Karten zu fünft ausgeteilt, und Stiche in Vierergruppen gesammelt.

  • 4 Spieler
  • Normales Blatt

In Pakistan und Nordindien als Rang bekannt, anderswo als Seven Hands. Vier Spieler in Paaren, und die Stiche werden als Bündel gesammelt statt einzeln gezählt.

Vorbereitung

Ein Blatt zu 52 Karten, Asse hoch. Dreizehn Karten für jeden, zu fünft gegeben.

Den Trumpf bestimmen

Der Spieler rechts vom Geber bekommt die ersten fünf Karten und bestimmt die Trumpffarbe allein aus ihnen. Die übrigen acht werden danach an alle in Vierergruppen gegeben.

Das Spiel

Wer den Trumpf gerufen hat, spielt an. Du musst bedienen, wenn du kannst; kannst du nicht, darfst du spielen, was du willst. Der höchste Trumpf gewinnt, sonst die höchste Karte der angespielten Farbe.

Die Bündel

Das ist es, was Court Piece zu einem eigenen Spiel macht. Die Stiche werden nicht einfach gezählt. Ein Paar legt die Stiche als Haufen beiseite, und erst wenn eine Seite einen Stich gemacht hat, beginnt der Haufen für sie zu wachsen. Eine Seite, die einen Stich macht, bekommt die Stiche, die unbeansprucht auf dem Tisch liegen, gleich mit.

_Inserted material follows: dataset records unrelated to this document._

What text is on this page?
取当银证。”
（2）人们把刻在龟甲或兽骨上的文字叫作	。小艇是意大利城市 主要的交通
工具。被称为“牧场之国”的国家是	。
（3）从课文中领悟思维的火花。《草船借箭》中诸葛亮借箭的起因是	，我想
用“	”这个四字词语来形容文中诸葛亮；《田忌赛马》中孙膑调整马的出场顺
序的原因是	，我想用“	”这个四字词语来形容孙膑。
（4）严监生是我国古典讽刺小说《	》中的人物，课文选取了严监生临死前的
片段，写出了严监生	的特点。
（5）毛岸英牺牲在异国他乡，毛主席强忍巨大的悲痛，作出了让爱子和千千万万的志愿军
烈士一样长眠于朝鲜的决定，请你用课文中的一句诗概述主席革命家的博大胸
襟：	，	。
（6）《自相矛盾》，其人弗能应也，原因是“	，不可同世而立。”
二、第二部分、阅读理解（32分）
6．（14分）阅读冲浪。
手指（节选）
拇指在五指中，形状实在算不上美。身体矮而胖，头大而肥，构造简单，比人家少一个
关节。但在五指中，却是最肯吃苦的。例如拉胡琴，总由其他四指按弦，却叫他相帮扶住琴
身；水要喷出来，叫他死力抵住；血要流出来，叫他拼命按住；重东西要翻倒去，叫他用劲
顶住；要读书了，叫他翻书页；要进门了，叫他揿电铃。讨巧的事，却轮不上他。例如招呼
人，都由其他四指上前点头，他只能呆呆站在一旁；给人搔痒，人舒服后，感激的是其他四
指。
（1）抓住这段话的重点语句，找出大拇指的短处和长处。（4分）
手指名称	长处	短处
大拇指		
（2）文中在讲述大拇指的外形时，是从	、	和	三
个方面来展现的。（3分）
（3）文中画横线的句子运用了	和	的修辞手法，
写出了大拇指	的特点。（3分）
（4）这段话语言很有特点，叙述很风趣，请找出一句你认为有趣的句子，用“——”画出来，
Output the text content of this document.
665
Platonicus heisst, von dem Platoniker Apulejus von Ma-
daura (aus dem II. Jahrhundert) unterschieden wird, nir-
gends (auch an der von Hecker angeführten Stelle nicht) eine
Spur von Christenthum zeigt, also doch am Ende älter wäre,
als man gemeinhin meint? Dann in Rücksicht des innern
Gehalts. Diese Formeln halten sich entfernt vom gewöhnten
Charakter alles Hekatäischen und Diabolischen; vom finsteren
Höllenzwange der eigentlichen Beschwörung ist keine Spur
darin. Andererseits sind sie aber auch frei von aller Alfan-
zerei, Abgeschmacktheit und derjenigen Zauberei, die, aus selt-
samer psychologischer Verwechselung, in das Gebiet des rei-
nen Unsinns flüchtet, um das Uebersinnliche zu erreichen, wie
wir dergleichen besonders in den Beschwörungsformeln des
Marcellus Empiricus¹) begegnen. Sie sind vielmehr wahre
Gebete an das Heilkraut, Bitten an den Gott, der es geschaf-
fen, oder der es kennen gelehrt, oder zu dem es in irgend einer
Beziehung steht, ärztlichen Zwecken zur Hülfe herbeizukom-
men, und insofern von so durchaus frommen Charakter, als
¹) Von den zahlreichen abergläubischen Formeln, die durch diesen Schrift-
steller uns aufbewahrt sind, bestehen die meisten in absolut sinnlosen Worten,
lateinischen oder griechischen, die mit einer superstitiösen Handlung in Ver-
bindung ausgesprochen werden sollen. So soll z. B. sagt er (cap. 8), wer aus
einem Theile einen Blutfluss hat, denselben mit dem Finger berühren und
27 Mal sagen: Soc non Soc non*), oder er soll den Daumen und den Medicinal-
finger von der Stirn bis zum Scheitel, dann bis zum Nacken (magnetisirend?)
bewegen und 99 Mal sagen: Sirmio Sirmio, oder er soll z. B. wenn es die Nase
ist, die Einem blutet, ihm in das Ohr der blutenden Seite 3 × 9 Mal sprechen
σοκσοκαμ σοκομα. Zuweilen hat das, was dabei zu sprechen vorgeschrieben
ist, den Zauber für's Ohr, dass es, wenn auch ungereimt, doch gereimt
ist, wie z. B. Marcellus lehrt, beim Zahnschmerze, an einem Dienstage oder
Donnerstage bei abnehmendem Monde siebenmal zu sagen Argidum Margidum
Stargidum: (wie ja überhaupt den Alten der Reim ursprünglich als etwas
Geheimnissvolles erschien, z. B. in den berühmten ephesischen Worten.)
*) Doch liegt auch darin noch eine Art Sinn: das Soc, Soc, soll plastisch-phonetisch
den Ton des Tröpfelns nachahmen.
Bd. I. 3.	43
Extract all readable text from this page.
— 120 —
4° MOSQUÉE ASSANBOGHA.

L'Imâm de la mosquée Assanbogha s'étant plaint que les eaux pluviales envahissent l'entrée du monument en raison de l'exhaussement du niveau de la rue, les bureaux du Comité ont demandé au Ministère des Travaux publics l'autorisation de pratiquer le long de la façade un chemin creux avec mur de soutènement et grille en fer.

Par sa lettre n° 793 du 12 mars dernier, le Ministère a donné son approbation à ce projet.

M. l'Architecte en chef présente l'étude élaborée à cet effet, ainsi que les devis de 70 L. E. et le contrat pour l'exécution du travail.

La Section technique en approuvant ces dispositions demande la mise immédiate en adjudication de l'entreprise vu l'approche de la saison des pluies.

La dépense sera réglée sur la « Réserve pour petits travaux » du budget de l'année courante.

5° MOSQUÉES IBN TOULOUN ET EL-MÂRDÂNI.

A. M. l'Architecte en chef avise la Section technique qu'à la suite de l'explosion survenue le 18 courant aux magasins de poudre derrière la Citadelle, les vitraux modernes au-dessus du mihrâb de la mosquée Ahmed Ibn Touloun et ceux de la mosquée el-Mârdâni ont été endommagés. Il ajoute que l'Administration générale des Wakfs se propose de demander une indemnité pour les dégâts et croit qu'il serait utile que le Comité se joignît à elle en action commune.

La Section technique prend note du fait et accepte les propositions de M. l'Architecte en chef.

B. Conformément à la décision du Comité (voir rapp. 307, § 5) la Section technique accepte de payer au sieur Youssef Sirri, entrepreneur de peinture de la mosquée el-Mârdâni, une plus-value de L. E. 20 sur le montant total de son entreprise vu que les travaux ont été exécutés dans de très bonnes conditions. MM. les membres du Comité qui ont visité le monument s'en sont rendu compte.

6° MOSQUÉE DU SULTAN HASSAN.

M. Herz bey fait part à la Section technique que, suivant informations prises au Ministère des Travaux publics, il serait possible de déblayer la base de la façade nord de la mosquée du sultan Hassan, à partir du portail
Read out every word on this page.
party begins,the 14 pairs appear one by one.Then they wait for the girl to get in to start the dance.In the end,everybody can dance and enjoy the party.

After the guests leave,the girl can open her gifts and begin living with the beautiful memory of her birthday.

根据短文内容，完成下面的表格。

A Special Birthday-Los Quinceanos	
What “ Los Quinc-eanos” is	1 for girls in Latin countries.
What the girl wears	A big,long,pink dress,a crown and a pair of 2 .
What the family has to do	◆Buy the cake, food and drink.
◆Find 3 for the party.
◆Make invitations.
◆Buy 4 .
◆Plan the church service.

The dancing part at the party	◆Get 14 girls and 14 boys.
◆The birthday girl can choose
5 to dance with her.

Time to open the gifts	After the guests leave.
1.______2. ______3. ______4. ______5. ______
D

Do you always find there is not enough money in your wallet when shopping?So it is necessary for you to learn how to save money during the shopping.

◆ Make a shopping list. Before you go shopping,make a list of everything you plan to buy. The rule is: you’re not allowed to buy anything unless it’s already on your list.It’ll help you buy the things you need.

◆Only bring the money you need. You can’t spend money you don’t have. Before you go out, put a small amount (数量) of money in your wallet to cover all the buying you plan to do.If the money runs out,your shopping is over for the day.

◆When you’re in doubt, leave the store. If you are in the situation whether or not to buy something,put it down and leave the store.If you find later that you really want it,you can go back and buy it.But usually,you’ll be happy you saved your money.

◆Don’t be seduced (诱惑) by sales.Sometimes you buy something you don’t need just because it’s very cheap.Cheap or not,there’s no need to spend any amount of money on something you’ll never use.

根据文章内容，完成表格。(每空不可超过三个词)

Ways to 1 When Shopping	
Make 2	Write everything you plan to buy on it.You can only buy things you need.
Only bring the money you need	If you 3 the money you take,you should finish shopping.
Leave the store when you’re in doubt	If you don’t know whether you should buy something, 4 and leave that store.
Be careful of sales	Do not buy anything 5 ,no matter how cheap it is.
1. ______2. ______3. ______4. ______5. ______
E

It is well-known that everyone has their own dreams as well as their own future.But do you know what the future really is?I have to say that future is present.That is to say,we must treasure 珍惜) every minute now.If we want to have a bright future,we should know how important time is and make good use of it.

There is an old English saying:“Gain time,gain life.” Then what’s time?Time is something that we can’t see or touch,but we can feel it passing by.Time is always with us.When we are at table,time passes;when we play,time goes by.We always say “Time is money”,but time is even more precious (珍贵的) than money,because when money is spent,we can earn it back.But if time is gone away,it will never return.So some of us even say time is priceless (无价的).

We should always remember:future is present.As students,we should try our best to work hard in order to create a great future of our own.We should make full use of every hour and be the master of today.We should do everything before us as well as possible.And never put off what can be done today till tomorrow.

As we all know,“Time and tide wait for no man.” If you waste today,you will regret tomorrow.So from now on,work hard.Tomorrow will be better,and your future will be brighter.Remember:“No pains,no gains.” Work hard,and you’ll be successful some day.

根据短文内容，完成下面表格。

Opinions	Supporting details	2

In der Praxis: wer den ersten Stich macht, beginnt zu sammeln. Macht die andere Seite endlich einen, gehen alle seit dem letzten Wechsel gemachten Stiche an den, der sie gemacht hat, und das Zählen geht weiter.

Das Gewinnen

Die erste Seite mit sieben Stichen gewinnt das Spiel.

Alle dreizehn zu machen ist ein Kot und eine höhere Wertung wert, die vorher vereinbart wird — meist hoch genug, dass es sich lohnt, ihn zu jagen, statt sich mit dem siebten Stich zufriedenzugeben.

Die Seite, die gerufen hat, behält das Recht, den Trumpf zu bestimmen, solange sie weiter Spiele gewinnt.